Die Krisen scheinen sich im Herbst 2022 zuzuspitzen. Für vorsichtige Unternehmer/innen ist es daher wichtig, mögliche Szenarien abzuleiten und sich rechtzeitig vorzubereiten. Das ist Teil der strategischen Planung, die in den aktuell volatilen Zeiten häufiger angepasst werden muss. Die vier ökonomischen Krisen mit dem größten Bedrohungspotenzial sind derzeit Stagflation, Eurokrise, Energiemangel und Lieferkettenstörungen.
Stagflation
Die Inflation beträgt in Deutschland offiziell bereits knapp 8 Prozent, inoffiziell und gefühlt wohl eher über 10 Prozent.
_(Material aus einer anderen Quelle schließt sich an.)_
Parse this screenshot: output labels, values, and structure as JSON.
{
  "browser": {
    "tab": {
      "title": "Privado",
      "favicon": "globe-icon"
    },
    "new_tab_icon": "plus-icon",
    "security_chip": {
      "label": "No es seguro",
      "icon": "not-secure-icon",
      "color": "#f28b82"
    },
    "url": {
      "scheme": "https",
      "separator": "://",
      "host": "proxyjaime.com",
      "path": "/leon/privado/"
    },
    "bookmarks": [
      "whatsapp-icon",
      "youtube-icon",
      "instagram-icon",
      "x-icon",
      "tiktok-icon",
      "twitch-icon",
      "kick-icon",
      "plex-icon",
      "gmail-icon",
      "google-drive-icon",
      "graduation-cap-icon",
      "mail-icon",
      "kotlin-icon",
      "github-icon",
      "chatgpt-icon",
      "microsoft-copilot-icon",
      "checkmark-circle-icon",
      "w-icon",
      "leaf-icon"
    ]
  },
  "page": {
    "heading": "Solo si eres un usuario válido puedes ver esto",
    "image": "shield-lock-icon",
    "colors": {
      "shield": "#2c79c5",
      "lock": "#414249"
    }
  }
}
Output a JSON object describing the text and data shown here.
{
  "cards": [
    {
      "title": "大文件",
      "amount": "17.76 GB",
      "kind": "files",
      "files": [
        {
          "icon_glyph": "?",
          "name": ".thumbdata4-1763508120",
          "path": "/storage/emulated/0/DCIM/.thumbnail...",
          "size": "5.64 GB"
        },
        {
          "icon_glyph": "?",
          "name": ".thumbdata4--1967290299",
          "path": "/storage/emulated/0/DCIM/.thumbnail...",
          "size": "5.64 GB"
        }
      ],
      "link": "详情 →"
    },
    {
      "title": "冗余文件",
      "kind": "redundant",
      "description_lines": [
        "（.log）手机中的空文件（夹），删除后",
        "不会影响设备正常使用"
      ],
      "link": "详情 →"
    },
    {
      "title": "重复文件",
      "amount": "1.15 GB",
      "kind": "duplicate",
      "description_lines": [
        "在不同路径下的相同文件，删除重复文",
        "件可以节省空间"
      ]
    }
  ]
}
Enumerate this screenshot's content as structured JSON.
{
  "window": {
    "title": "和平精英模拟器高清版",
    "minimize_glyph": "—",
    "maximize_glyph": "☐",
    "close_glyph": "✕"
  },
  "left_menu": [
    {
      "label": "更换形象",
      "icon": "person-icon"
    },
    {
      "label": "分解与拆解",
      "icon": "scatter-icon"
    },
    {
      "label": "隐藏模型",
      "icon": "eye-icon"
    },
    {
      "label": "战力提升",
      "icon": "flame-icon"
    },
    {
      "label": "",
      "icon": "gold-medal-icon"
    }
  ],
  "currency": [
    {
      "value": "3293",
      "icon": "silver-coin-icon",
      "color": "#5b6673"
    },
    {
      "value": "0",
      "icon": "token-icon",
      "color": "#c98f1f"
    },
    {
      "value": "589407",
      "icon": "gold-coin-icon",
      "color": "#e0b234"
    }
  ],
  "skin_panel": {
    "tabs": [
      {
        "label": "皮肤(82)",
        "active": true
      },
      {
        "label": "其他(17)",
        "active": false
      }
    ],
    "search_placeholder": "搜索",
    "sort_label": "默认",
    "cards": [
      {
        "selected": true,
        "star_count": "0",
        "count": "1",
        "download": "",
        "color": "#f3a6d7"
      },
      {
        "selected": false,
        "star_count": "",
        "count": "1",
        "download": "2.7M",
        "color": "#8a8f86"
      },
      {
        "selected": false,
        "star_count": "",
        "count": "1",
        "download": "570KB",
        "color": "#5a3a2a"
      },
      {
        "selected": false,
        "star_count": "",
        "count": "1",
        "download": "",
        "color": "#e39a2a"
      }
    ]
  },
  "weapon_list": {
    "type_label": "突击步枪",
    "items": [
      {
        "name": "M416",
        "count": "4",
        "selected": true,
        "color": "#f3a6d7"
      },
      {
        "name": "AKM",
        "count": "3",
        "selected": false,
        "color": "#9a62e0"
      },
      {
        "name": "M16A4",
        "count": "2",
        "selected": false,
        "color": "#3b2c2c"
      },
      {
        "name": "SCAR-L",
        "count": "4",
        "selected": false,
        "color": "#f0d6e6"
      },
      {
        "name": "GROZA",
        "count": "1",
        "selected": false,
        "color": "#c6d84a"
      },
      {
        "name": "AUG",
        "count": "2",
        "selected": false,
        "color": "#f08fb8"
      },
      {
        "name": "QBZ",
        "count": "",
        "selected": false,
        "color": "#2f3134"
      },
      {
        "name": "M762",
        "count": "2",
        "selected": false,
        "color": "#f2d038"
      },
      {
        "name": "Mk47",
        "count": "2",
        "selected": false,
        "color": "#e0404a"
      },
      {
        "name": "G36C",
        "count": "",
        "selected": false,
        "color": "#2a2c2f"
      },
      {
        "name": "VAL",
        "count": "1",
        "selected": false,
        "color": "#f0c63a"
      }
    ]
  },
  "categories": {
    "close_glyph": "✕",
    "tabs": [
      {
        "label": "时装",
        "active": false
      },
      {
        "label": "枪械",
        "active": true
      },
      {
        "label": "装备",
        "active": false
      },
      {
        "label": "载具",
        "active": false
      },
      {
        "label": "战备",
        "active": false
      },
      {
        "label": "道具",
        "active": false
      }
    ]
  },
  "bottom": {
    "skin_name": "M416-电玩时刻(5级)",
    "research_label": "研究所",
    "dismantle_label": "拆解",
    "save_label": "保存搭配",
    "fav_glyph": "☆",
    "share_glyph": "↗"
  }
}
Die Hauptursache ist nicht nur Putin, wie die EZB, Politik und Medien postulieren. Es ist vielmehr das hemmungslose Gelddrucken der Europäischen Zentralbank und die hausgemachte Kostenexplosion bei Gas und Strom. So beträgt allein der in den letzten drei Jahren aus dem Nichts erschaffene Geldüberhang rund 5 Billionen Euro. Die Energiewende, der Ukraine-Krieg, die gestörten Lieferketten, der schwache Euro und die nun einsetzenden Lohnerhöhungen werden die Inflation weiter nach oben treiben. Der Mittelstand muss also weiterhin mit hohen Einkaufspreisen rechnen und sich überlegen, wie die Preise an Kunden weitergegeben werden können.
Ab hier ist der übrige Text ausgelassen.